Di usia ke-78 fungsi Reserse, Satreskrim Polres Blora sedang mengingatkan kita bahwa hukum tidak selalu bekerja lewat ketegasan; kadang bekerja lewat kelembutan dalam kesunyian.
Dan kelembutan itu bukan tanda kelemahan—namun lebih bermakna sebagai tanda penguasaan diri.
Hal itu adalah bukti bahwa kekuatan tidak diarahkan untuk menakut-nakuti, melainkan untuk meneguhkan.
Filsafat kuno menyebut bahwa masyarakat yang baik adalah masyarakat yang memandang hukum bukan sebagai ancaman, tapi sebagai teman seperjalanan.
Namun untuk mencapai titik itu, aparat harus lebih dulu hadir bukan sebagai simbol kekuasaan, melainkan sebagai sesama manusia.
Ketika anggota Satreskrim Polres Blora mengetuk pintu rumah warga, sebenarnya ada pintu lain yang mereka ketuk, pintu batin seseorang yang selama ini mungkin hanya mengenal polisi lewat berita, rumor, dan ketakutan.
Ketika mereka memberikan sembako, yang diberikan tak sebatas komoditas, tapi pengalaman batin bahwa aparat tidak melulu datang saat terjadi masalah; kadang mereka datang untuk memastikan masalah tidak tumbuh.
Dan ketika seorang ibu mengucap “Alhamdulillah…” dengan suara hampir pecah, itu bukan pujian pada beras, tapi pengakuan bahwa dia merasa diperdulikan.
Dalam tradisi Jawa, itu disebut dianggep ana—dianggap ada.
Sebuah perlakuan yang lebih mulia dari sekadar bantuan materi.
Pada akhirnya, esai ini bukan tentang baksos. Bukan tentang dokumentasi kegiatan. Bukan pula tentang formalitas peringatan Hari Jadi.
Esai ini tentang perjalanan ke arah makna lama yang sering kita lupa,
Bahwa tugas mulia tidak terletak pada seragamnya, melainkan pada batin yang mengenakan seragam itu.
Satreskrim Polres Blora, dengan langkah sederhana di Kunduran, sedang menyusun kembali jembatan yang dulunya retak, yaitu sebuah jembatan kepercayaan.
Dan jembatan itu tidak dibangun oleh beton, melainkan oleh laku.
Mungkin langkah itu kecil.
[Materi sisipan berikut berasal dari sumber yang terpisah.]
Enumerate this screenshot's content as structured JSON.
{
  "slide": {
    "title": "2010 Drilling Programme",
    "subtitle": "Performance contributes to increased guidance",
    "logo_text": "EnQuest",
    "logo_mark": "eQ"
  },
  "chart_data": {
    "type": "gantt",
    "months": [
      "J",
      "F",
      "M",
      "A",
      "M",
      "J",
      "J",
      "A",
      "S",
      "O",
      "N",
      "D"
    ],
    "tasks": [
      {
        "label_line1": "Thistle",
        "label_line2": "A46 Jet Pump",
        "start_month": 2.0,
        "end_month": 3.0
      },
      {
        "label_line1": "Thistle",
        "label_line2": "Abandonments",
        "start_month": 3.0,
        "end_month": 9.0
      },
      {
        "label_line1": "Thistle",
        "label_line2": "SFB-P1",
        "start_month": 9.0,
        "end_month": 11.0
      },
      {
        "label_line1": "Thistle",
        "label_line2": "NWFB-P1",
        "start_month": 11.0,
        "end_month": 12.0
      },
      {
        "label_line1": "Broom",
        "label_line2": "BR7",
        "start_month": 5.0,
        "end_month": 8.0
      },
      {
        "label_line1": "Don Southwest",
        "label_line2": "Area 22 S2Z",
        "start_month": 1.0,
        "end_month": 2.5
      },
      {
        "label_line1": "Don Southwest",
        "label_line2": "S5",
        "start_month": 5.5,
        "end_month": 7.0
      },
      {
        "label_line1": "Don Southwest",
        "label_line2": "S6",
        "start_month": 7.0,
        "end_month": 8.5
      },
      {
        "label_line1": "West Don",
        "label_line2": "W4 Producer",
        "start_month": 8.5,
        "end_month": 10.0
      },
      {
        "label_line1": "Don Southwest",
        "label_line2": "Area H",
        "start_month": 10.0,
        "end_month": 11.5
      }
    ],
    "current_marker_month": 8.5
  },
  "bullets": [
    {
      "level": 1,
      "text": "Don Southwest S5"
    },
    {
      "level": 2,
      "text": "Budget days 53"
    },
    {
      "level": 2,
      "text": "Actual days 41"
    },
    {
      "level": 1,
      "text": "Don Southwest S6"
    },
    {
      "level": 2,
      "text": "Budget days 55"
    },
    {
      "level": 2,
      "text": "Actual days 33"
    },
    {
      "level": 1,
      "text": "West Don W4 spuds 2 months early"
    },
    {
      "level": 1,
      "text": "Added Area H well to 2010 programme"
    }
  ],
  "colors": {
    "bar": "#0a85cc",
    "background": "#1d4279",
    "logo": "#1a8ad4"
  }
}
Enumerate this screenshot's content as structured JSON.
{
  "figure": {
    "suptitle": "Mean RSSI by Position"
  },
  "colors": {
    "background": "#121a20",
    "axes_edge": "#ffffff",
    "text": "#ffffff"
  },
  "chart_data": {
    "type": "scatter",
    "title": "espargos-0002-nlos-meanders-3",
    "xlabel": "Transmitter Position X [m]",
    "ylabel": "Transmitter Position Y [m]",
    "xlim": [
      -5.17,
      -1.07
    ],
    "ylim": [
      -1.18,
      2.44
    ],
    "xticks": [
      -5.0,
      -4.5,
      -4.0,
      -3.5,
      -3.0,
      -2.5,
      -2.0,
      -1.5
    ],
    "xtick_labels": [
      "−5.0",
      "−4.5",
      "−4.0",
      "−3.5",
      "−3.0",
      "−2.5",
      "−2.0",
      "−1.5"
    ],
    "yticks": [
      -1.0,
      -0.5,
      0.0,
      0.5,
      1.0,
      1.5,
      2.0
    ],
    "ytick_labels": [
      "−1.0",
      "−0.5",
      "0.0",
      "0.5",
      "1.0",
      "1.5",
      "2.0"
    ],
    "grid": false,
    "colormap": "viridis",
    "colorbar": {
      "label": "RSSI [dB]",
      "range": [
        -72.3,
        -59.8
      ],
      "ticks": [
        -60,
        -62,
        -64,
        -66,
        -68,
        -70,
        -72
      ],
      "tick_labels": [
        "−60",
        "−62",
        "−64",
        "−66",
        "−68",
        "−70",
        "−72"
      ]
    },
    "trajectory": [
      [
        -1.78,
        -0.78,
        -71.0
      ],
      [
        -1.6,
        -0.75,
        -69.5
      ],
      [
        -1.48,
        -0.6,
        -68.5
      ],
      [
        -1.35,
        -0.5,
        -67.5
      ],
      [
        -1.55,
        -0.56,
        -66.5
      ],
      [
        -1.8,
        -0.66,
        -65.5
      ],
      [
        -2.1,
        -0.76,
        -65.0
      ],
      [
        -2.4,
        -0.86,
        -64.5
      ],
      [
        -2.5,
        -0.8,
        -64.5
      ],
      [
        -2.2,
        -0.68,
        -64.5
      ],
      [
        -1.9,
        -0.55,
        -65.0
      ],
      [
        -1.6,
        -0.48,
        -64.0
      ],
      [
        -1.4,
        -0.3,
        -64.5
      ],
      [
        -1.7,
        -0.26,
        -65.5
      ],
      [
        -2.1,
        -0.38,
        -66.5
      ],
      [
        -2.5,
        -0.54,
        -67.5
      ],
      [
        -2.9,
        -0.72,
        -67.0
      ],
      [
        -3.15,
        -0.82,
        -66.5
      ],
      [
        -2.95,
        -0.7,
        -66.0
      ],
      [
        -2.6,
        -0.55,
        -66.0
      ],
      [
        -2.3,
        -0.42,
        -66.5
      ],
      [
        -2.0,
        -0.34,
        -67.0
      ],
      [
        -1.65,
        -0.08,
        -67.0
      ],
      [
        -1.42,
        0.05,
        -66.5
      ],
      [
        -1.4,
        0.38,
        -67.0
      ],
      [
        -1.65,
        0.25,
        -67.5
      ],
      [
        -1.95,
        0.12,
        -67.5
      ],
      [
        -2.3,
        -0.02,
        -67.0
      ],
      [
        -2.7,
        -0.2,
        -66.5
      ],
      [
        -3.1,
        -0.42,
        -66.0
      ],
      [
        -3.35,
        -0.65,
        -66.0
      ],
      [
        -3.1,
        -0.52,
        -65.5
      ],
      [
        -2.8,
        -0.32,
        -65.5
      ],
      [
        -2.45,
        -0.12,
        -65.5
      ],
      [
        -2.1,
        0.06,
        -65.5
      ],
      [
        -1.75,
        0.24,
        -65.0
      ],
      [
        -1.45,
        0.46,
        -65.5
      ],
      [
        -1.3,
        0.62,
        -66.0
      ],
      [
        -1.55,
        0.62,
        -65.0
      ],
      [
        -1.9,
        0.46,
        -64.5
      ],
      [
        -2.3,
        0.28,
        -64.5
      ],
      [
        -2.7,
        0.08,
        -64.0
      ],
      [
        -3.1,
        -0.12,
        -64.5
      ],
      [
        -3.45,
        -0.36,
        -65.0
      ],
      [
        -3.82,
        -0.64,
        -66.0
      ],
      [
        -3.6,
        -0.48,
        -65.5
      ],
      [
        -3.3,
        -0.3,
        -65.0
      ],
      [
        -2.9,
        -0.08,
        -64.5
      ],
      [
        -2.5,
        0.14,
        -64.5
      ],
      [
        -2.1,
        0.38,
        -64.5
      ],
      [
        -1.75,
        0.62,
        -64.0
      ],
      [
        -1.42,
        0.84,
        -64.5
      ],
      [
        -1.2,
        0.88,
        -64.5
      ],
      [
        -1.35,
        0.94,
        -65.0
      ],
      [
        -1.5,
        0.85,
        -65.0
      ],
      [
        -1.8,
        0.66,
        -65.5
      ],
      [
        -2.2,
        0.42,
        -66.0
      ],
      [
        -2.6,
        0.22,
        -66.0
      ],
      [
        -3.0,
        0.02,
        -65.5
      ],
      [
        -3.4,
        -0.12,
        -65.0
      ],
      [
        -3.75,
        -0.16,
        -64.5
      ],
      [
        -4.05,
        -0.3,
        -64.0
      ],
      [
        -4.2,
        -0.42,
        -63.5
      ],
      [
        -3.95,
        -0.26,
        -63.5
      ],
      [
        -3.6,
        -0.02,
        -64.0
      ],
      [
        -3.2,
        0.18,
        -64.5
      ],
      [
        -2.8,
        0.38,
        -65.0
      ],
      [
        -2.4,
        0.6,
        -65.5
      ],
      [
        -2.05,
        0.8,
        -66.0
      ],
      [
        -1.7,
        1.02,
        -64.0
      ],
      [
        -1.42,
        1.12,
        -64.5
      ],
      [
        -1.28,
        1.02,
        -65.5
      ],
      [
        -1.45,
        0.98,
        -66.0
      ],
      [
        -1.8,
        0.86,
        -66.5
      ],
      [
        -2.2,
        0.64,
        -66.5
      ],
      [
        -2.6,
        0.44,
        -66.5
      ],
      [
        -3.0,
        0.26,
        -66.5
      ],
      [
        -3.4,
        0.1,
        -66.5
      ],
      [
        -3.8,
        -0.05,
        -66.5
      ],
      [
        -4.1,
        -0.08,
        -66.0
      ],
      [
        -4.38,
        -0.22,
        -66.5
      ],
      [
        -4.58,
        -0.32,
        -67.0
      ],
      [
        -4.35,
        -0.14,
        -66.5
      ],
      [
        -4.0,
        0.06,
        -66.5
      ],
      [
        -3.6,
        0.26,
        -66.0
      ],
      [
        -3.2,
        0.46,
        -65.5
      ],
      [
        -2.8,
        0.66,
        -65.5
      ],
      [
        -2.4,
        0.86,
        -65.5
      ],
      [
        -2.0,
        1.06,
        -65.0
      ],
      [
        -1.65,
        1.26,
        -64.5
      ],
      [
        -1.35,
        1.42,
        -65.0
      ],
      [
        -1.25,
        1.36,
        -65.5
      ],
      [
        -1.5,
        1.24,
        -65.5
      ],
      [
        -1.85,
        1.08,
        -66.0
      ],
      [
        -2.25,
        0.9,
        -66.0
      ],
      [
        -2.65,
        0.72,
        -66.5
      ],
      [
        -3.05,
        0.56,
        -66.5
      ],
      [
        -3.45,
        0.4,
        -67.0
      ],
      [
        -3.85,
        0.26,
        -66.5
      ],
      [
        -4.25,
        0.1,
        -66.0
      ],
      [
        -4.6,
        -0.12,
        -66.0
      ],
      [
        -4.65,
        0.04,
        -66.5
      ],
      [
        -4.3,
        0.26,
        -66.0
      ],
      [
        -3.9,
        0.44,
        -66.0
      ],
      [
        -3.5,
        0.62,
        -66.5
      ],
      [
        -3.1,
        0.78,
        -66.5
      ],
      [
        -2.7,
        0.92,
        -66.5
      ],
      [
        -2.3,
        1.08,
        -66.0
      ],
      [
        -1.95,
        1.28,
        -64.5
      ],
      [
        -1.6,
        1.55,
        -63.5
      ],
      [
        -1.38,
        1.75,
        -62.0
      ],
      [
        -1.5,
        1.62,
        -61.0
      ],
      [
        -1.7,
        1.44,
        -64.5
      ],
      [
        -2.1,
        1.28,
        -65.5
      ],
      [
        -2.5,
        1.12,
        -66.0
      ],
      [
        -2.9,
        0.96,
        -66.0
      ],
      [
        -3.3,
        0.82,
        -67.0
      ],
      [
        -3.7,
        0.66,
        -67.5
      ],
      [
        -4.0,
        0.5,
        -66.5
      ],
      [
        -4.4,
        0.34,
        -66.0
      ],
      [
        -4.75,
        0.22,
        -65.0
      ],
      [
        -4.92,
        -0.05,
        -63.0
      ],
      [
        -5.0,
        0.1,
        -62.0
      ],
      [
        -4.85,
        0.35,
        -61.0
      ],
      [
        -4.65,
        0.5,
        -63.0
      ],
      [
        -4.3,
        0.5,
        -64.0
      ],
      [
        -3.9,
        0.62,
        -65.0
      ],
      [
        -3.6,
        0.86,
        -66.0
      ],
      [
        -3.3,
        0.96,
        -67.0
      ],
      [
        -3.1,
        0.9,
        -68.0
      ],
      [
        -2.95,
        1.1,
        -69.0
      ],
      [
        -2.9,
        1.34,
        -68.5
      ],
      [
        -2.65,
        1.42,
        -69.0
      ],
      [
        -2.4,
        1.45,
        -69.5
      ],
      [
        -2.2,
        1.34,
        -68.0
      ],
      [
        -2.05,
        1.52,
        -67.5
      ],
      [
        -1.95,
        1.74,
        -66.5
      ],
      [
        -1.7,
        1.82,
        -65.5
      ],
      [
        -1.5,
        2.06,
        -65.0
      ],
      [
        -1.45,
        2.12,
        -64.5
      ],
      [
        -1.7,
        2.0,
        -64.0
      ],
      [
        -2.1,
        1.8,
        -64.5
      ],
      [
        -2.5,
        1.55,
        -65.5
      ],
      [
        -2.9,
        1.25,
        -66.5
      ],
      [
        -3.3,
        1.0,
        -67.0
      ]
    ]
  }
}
Mungkin tak banyak yang melihat.
Tapi dalam tradisi kearifan orang tua-tua dulu, hal-hal besar sering lahir dari niat yang kecil tapi tulus.
Jika tindakan sederhana ini dirawat, diperbanyak, diperhalus, dan terus dilakukan, maka masyarakat Blora kelak tidak hanya mengenal Satreskrim sebagai penegak hukum—tetapi sebagai penjaga rasa aman, penjaga martabat, penjaga yang hadir bukan karena kasus, tetapi karena kasih.
Dan ketika hari itu tiba, 78 tahun perjalanan Reserse akan menemukan makna terdalam,
menjaga, tanpa harus ditakuti; hadir, tanpa harus disanjung; bekerja meski tak terbaca.